Assessment of the dose-response relationship of Campylobacter jejuni

Mathematical relations describing the risk of infection after exposure to enteropathogens are important tools for the evaluation of the potential health risk from exposure via food and water. A quantitative description of the dose-response relation for Campylobacter jejuni with the Beta-Poisson model was fitted to experimental data of infection with Campylobacter jejuni (as determined by shedding of C. jejuni) obtained in human feeding studies performed by Black et al. (1988). The maximum likelihood estimates for the Beta-Poisson model parameters based on these data are: alpha = 0.145 and beta = 7.59. The fit of the model on the experimental data was good: the difference between the likelihood obtained with the Beta-Poisson model and the maximum possible likelihood was not significant. The occurrence of symptoms of intestinal illness did not follow a similar dose-related trend.
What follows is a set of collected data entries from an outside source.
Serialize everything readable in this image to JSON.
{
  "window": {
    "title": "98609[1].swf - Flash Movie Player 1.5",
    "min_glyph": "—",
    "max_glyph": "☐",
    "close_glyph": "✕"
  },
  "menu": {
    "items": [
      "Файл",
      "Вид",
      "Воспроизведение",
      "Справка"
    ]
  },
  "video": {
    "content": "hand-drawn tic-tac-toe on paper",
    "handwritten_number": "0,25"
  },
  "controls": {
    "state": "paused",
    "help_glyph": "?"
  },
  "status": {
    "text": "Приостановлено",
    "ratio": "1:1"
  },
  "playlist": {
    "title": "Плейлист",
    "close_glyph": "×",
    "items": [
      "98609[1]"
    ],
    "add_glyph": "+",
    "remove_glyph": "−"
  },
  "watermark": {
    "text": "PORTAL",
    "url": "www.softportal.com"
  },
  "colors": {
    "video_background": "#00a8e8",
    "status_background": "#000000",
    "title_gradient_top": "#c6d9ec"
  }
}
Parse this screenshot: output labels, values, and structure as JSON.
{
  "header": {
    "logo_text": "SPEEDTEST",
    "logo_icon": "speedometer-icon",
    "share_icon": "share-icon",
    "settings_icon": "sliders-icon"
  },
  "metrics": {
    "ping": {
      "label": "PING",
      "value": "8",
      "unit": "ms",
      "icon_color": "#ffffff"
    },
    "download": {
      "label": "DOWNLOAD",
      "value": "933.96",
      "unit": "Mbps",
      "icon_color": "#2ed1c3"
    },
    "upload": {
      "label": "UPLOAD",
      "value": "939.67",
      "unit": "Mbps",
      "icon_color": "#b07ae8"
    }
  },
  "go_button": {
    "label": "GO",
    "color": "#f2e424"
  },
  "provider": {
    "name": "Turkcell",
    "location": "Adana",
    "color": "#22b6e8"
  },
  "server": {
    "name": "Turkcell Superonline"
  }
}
Overall, 22% of the infected volunteers developed symptoms (diarrhea, fever). The highest illness-to-infection ratio was found at an intermediate dose (9 x 10(4)). The dose-response relation and the illness-to-infection ratio appeared to differ between different C. jejuni isolates. The dose-response relation derived from feeding studies with a single isolate should therefore be considered indicative. The absence of experimental data in the low dose range resulted in a relatively large confidence interval at low doses. However, in cases where the dose-response relation has been applied so far to estimate the health risk of exposure to C. jejuni in water, the uncertainty in the dose-response relation was insignificant compared to the uncertainty in the exposure estimate.